Interpretive Summary:

Technical Abstract: A search to detect quantitative trait loci (QTL) in families segregating an inactive copy of myostatin was conducted. An objective of this search was to identify epistatic interactions between myostatin, on chromosome 2, and several chromosomal regions. Two half-sib families were developed from a Belgian Blue x MARC III (n=246) or a Piedmontese x Angus (n=209) sire. Traits analyzed were fat depth (cm) and meat tenderness, measured as Warner-Bratzler shear force (kg) at 3 and 14 d postmortem. In the family from the Belgian Blue x MARC III sire, the presence of an interaction for Warner-Bratzler shear force 3 d postmortem at 19 cM from the beginning of the linkage group on chromosome 4 was detected (expected number of false positives=1.48).
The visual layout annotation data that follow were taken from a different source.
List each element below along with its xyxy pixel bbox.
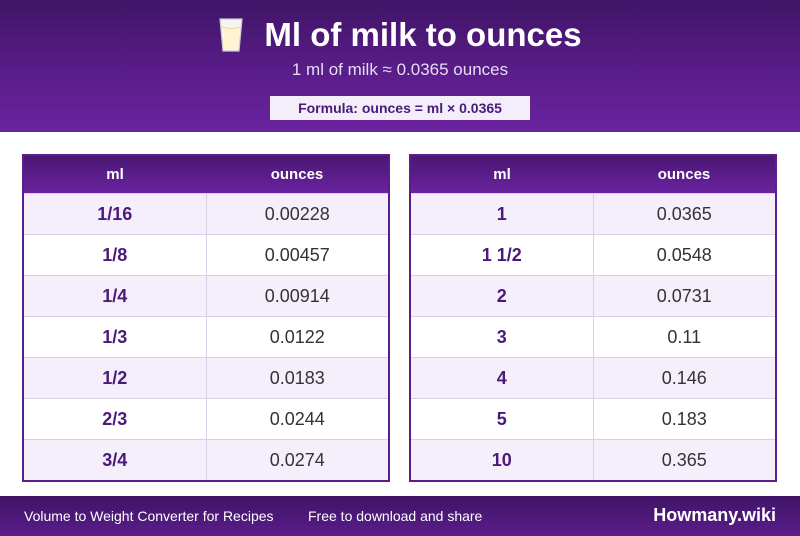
footer-link-converter[interactable]: Volume to Weight Converter for Recipes: [24, 508, 274, 524]
column-header-ml: ml: [493, 166, 511, 183]
table-row: 1/4 0.00914: [24, 275, 388, 316]
table-row: 5 0.183: [411, 398, 775, 439]
ml-cell: 2: [411, 276, 594, 316]
ounces-cell: 0.365: [661, 449, 707, 470]
table-row: 1/8 0.00457: [24, 234, 388, 275]
ounces-cell: 0.0183: [269, 367, 325, 388]
column-header-ounces: ounces: [270, 166, 324, 183]
brand-logo[interactable]: Howmany.wiki: [653, 505, 776, 525]
ml-cell: 1/3: [24, 317, 207, 357]
formula-badge: Formula: ounces = ml × 0.0365: [270, 96, 530, 120]
table-header: ml ounces: [24, 156, 388, 193]
column-header-ml: ml: [106, 166, 124, 183]
table-row: 1/3 0.0122: [24, 316, 388, 357]
ml-cell: 1/8: [24, 235, 207, 275]
ounces-cell: 0.0122: [269, 326, 325, 347]
table-row: 2/3 0.0244: [24, 398, 388, 439]
column-header-ounces: ounces: [657, 166, 711, 183]
ounces-cell: 0.0365: [656, 203, 712, 224]
ml-cell: 5: [411, 399, 594, 439]
table-row: 4 0.146: [411, 357, 775, 398]
table-row: 1/2 0.0183: [24, 357, 388, 398]
ml-cell: 4: [411, 358, 594, 398]
ounces-cell: 0.11: [667, 326, 702, 347]
ounces-cell: 0.146: [661, 367, 707, 388]
table-row: 1 1/2 0.0548: [411, 234, 775, 275]
ml-cell: 3: [411, 317, 594, 357]
ml-cell: 10: [411, 440, 594, 480]
ounces-cell: 0.0274: [269, 449, 325, 470]
table-row: 1 0.0365: [411, 193, 775, 234]
ml-cell: 3/4: [24, 440, 207, 480]
ounces-cell: 0.183: [661, 408, 707, 429]
header-banner: Ml of milk to ounces 1 ml of milk ≈ 0.03…: [0, 0, 800, 132]
table-row: 10 0.365: [411, 439, 775, 480]
ounces-cell: 0.0548: [656, 244, 712, 265]
ounces-cell: 0.00914: [264, 285, 330, 306]
ml-cell: 1/4: [24, 276, 207, 316]
ounces-cell: 0.00228: [264, 203, 330, 224]
ml-cell: 1/2: [24, 358, 207, 398]
page-title: Ml of milk to ounces: [264, 16, 582, 53]
ml-cell: 1 1/2: [411, 235, 594, 275]
ml-cell: 1: [411, 194, 594, 234]
table-header: ml ounces: [411, 156, 775, 193]
title-row: Ml of milk to ounces: [0, 13, 800, 57]
table-row: 1/16 0.00228: [24, 193, 388, 234]
footer-bar: Volume to Weight Converter for Recipes F…: [0, 496, 800, 536]
ounces-cell: 0.0731: [656, 285, 712, 306]
ounces-cell: 0.00457: [264, 244, 330, 265]
page-subtitle: 1 ml of milk ≈ 0.0365 ounces: [291, 60, 509, 79]
table-row: 3 0.11: [411, 316, 775, 357]
table-row: 3/4 0.0274: [24, 439, 388, 480]
table-row: 2 0.0731: [411, 275, 775, 316]
ml-cell: 2/3: [24, 399, 207, 439]
ounces-cell: 0.0244: [269, 408, 325, 429]
milk-glass-icon: [219, 18, 244, 52]
ml-cell: 1/16: [24, 194, 207, 234]
conversion-table-left: ml ounces 1/16 0.00228 1/8 0.00457 1/4 0.00…: [22, 154, 390, 482]
footer-share-text: Free to download and share: [308, 508, 483, 524]
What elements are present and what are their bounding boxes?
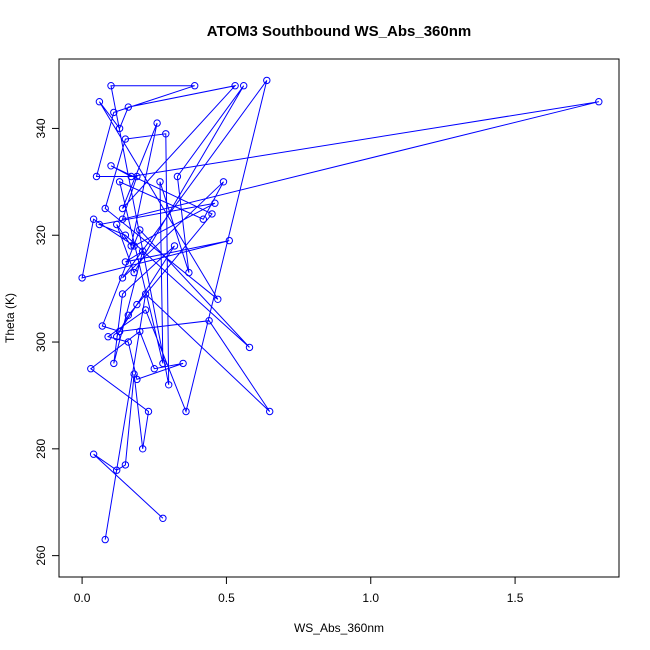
y-axis: 260 280 300 320 340 <box>34 118 59 566</box>
data-point <box>107 162 115 170</box>
x-axis-label: WS_Abs_360nm <box>294 621 384 635</box>
data-point <box>118 290 127 298</box>
data-point <box>240 82 248 90</box>
data-point <box>110 108 118 117</box>
y-tick-label: 300 <box>34 332 48 352</box>
data-point <box>130 242 138 250</box>
data-point <box>173 172 182 181</box>
data-point <box>78 274 86 282</box>
data-point <box>130 268 138 277</box>
data-point <box>124 103 133 111</box>
chart-title: ATOM3 Southbound WS_Abs_360nm <box>207 23 471 40</box>
data-point <box>191 82 199 90</box>
data-point <box>124 311 133 319</box>
data-point <box>133 375 141 384</box>
data-point <box>121 231 130 239</box>
data-point <box>121 135 130 143</box>
x-tick-label: 1.0 <box>362 591 379 605</box>
data-point <box>104 333 112 341</box>
data-point <box>101 204 109 213</box>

In the family from the Piedmontese x Angus sire, three interactions were detected. For Warner-Bratzler shear force 14 d postmortem, an interaction was detected at 69 cM from the beginning of the linkage group on chromosome 5 (expected number of false positives=1.26). Two interactions were identified for fat depth; one at 30 cM from the beginning of the linkage group on chromosome 8 (expected fraction of false positives=.1) and the other at 14 cM from the beginning of the linkage group on chromosome 14 (expected number of false positives=1). Myostatin is considered a major gene with large phenotypic effects and this data demonstrates that interacts with other loci throughout the genome in the expression of carcass composition traits.